Heinz von Foerster, a Leading Information Theorist, Dies at 90

   By JOHN MARKOFF

   Heinz von Foerster, a physicist and a philosopher who was an early
   leader in the field of information theory, died on Oct. 2 at his home
   in Pescadero, Calif. He was 90.

   In the 1940's and 1950's Dr. von Foerster was a participant in a
   series of scientific meetings in New York City that became known as
   the Macy Conferences. Sponsored by the Josiah Macy Jr. Foundation, the
   conferences brought together an influential group of scientists and
   thinkers including Norbert Wiener, Warren McCulloch, Gregory Bateson,
   Margaret Mead and John von Neumann. Dr. von Foerster became the editor
   of the proceedings from the gatherings, which ultimately laid the
   groundwork for much of the future research on a diverse range of
   sciences, from biological physics to computer science.

   A native of Austria, Dr. von Foerster came to the United States in
   1949 with his family and took a position as head of the Electron Tube
   Laboratory in the department of electrical engineering at the
   University of Illinois. There he did research in high-speed
   electronics and electro-optic switching devices.
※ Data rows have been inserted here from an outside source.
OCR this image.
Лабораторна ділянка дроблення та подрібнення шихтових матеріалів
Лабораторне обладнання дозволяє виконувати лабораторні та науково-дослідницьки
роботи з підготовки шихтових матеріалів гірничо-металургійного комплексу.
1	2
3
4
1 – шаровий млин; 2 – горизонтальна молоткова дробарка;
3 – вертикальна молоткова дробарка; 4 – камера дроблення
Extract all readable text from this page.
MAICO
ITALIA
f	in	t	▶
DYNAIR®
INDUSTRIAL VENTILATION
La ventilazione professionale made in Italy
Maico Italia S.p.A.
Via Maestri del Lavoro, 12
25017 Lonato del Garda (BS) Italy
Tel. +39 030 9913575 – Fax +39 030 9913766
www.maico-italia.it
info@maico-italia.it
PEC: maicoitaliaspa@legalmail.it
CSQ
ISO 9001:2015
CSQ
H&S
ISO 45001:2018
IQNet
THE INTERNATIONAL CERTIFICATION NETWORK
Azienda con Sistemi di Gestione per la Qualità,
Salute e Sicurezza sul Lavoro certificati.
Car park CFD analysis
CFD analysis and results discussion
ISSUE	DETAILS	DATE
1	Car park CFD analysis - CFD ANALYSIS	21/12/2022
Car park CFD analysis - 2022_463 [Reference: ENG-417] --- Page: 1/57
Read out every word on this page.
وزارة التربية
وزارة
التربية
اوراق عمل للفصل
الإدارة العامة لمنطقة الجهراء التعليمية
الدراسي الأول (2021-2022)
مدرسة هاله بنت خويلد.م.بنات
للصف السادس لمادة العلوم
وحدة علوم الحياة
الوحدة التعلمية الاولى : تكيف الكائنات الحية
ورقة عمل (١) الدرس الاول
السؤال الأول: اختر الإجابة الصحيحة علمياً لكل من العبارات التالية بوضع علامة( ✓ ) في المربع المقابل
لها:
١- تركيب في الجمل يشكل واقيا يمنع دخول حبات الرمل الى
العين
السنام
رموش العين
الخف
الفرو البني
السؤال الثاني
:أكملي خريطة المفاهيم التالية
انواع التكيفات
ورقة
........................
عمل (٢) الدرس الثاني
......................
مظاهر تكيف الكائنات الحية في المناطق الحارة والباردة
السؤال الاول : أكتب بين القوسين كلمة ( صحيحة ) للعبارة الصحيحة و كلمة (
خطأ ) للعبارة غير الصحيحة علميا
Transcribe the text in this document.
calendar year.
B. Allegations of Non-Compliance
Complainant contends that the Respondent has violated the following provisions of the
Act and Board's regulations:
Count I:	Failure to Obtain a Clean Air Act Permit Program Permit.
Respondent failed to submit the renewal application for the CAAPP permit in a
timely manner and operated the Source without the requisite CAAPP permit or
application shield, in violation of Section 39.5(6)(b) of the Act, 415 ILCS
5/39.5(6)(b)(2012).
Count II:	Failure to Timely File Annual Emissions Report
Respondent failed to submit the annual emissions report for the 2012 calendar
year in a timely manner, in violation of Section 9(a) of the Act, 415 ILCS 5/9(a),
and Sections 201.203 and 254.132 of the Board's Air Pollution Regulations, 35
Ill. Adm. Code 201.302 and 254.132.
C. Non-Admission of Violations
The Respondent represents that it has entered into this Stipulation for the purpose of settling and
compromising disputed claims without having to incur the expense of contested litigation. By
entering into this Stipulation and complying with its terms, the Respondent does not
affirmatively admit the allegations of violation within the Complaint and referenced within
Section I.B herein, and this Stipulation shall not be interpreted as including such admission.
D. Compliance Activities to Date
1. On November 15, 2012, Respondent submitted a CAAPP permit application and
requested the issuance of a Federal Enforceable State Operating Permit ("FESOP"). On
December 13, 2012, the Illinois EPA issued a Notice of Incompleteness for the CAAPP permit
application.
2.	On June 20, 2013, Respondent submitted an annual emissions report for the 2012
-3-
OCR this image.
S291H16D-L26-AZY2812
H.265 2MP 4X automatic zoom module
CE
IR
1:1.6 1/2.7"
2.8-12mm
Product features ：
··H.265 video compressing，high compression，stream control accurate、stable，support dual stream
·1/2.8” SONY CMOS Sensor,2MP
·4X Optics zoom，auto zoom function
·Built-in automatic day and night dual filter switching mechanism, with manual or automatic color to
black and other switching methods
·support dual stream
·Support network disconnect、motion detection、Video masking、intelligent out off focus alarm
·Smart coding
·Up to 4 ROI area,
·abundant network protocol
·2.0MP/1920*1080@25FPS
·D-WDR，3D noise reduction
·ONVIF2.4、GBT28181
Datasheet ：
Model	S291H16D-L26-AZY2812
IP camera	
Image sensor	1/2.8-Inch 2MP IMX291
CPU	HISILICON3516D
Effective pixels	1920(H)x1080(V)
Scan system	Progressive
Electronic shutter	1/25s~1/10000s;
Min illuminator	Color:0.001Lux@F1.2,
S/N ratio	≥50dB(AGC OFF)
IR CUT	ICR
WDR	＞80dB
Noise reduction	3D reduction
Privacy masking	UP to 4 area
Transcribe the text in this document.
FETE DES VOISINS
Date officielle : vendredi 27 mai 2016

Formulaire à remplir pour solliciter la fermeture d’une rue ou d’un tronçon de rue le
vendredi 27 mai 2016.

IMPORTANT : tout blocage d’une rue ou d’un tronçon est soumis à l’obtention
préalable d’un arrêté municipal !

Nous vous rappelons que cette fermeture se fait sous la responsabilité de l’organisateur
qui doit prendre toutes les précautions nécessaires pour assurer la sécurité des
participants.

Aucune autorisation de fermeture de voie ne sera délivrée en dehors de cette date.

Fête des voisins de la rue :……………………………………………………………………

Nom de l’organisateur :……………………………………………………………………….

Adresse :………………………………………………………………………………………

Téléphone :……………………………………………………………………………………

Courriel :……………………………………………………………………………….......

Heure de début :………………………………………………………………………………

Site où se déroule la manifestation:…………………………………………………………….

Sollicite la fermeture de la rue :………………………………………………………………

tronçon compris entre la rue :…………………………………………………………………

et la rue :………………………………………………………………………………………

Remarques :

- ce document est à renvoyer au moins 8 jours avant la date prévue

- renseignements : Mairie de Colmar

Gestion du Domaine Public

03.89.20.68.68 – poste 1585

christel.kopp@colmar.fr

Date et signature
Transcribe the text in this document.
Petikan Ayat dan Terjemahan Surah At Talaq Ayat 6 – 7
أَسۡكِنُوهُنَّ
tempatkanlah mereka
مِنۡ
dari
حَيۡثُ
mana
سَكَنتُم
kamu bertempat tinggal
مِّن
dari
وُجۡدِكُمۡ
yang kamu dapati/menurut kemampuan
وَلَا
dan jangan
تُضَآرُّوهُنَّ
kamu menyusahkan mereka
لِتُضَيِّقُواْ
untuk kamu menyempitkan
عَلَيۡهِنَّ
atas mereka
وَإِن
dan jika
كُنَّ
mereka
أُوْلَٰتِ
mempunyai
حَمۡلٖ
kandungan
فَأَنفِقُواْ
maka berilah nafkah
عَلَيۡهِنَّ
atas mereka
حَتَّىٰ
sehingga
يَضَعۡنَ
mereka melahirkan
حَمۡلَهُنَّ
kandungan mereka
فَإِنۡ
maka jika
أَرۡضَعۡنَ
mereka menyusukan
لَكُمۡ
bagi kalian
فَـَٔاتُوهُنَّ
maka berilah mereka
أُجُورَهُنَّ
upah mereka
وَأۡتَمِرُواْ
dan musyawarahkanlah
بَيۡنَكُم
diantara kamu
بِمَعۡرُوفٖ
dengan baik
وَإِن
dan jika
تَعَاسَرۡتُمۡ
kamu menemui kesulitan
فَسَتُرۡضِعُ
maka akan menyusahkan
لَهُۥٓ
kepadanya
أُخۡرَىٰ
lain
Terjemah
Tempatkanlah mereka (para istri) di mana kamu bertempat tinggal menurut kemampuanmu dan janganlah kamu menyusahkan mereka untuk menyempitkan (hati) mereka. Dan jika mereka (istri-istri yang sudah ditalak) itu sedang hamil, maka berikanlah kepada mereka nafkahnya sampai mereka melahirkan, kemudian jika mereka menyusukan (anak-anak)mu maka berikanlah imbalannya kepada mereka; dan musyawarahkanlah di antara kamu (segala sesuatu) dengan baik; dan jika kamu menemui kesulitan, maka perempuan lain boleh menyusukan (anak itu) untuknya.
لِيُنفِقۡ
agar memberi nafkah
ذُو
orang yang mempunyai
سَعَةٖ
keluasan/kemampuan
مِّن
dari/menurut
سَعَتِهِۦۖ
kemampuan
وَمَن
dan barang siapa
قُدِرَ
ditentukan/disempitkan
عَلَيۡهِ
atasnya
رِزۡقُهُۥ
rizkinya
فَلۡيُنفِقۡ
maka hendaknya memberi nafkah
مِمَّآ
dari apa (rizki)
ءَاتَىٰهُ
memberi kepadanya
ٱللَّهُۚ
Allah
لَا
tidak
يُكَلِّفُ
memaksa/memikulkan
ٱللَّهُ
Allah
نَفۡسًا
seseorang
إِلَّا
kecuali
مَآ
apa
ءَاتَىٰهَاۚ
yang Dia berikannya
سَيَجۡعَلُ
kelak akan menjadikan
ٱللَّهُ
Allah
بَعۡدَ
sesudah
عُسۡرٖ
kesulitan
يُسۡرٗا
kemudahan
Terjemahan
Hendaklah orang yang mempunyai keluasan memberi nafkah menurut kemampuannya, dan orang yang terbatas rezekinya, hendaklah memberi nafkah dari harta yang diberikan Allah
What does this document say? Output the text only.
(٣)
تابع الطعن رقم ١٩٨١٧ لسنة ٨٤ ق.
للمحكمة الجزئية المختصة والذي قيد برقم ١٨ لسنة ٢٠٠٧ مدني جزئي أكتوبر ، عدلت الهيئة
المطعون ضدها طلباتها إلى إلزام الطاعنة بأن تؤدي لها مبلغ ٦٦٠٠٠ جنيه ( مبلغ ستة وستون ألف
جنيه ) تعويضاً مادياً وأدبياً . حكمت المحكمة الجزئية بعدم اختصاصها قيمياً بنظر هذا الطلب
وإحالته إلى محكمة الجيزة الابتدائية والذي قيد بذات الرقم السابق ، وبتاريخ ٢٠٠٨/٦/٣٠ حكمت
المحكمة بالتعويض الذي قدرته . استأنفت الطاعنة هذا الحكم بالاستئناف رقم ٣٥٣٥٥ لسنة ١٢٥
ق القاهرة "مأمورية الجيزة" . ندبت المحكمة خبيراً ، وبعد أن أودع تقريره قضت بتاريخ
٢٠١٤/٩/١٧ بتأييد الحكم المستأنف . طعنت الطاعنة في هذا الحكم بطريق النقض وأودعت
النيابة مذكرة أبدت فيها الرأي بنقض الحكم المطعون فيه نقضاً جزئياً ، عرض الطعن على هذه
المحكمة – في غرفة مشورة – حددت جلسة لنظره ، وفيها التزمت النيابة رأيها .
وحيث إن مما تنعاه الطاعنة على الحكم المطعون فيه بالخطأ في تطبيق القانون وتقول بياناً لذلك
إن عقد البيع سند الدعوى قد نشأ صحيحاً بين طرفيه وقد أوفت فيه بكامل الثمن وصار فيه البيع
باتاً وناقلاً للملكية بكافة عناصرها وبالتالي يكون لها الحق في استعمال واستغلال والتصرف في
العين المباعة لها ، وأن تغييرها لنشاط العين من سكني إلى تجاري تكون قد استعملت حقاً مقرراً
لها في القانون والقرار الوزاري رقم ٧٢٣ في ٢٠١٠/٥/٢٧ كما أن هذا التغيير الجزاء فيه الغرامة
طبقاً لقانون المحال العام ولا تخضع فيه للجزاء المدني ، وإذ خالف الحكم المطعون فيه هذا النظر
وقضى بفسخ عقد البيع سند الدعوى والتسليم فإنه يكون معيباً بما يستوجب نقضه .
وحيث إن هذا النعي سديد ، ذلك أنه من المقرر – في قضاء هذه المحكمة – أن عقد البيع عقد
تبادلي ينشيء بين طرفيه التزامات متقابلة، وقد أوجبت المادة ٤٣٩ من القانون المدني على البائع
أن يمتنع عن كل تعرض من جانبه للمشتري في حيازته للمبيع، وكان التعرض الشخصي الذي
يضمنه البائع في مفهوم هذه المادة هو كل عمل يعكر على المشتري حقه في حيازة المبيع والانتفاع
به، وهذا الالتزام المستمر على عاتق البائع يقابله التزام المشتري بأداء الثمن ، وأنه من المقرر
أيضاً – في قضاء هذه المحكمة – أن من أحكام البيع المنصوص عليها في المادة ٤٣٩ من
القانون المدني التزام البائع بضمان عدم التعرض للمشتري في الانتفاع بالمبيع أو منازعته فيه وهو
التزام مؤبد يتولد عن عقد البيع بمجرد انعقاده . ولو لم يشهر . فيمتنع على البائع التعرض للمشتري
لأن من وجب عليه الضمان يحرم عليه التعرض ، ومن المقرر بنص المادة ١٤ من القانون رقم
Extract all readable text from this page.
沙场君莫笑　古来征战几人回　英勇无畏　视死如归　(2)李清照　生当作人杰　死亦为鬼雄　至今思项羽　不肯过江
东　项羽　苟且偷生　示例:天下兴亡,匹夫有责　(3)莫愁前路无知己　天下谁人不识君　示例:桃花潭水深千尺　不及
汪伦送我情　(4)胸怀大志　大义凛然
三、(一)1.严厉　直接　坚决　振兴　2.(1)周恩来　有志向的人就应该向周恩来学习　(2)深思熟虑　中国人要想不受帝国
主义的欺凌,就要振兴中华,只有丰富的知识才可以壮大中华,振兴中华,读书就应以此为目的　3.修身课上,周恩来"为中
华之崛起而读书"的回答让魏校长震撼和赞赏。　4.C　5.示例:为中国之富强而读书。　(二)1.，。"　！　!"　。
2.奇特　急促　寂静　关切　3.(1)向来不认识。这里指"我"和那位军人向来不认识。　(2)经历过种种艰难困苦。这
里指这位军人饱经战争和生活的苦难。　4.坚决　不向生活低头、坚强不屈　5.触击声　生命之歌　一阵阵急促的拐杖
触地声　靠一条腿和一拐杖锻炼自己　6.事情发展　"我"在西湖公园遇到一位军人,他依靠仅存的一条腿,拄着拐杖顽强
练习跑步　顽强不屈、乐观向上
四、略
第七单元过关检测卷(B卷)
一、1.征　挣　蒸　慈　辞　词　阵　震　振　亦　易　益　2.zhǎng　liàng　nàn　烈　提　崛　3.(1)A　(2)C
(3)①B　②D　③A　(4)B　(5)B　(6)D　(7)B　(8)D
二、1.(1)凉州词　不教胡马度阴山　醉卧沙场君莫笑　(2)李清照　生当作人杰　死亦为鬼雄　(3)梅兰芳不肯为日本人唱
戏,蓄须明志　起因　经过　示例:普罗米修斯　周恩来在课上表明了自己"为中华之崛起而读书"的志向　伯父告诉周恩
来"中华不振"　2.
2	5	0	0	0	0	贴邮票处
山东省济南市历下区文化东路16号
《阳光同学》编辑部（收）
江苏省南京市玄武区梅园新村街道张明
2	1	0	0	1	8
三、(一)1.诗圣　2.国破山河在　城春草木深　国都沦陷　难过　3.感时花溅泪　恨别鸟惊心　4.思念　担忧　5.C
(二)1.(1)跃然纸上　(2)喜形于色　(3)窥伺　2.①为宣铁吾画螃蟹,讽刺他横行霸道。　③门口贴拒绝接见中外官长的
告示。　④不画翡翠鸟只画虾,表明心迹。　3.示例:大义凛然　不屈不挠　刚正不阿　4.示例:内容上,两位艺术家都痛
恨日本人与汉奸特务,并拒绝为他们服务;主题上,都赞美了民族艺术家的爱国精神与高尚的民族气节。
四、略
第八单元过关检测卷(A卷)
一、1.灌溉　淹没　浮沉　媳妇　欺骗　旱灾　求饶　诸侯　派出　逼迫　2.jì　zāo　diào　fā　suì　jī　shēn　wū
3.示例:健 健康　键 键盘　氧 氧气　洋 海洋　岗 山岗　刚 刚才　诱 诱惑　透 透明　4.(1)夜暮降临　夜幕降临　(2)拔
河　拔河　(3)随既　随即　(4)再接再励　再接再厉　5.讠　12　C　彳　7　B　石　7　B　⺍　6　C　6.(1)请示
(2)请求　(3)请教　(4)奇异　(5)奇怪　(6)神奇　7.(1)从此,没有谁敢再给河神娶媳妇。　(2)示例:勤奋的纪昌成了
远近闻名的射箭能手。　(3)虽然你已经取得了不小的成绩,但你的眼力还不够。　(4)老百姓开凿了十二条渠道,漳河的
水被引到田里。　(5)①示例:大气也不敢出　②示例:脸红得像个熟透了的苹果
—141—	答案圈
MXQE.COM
   In 1958 he founded the Biological Computer Laboratory at the
   university. The laboratory would become an international and
   interdisciplinary center for work in various related fields including
   biophysics, mathematical biology, computational technology, cognition
   and epistemology.

   Dr. von Foerster was born in Vienna in 1911. His family had deep ties
   to Europe's intellectual culture. In an interview in the Stanford
   Humanities Review, he recalled sitting under the family piano as
   adults discussed politics, art and science. Relatives included the
   painter Erwin Lang, the philosopher Ludwig Wittgenstein and the
   playwright Hugo von Hoffman. His great-grandfather Ludwig Foerster had
   been one of the chief architects of the Ringstrasse in Vienna.

   During his high school years, he came in contact with the group of
   philosophers and scientists known as the Vienna Circle.

   He studied physics at the Technische Hochschule in Vienna and at the
   University of Breslau, where he received a doctorate in 1944. Although
   one of his grandfathers was Jewish, Dr. von Foerster was able to work
   in radar laboratories in Berlin during World War II. He hid his
   ancestry with the help of an employer who chose not to press him for
   documents on his family, Dr. von Foerster's son Thomas said.

   After the war, he did research in biology, writing a paper on the
   possible molecular basis for memory.

   At the Biological Computer laboratory he was involved in pioneering
   work on parallel computing, which breaks problems into multiple parts,
   speeding computation. With support from the Office of Naval Research,
   the laboratory developed the first parallel computers. The first
   machine was known as Numa-Rete, an array of photocells attached to a
   series of computer circuits that was capable of recognizing multiple
   objects.

   His interest in the computational aspects of biological systems led to
   a more general interest in the study of the nature of knowledge
   itself. He formulated a set of philosophical ideas that would later
   become known as constructivism.

   He had a wide-ranging set of scientific interests that included an
   excursion into demography. In 1960 he was co-author of a paper in the
   journal Science on population growth that proposed a doomsday date
   when the earth's human population would become infinite. The paper
   touched off a lively debate.

   In the 1970's, he refined his thinking on cybernetics, the science of
   information theory, and in 1974 set out to develop a theory,
   explaining the challenge of understanding the impact of an observer on
   the system that is being observed.

   Dr. Von Foerster was a Guggenheim fellow (1956-57 and 1963-64). He was
   named a fellow of the American Association for the Advancement of
   Science in 1980.

   He is survived by his wife, Mai, whom he married in 1939; a sister,
   Erika de Pasquali, of Sidney, Ill.; two sons, Andreas, of Neskowin,
   Ore., and Thomas, of New York City; and three grandchildren.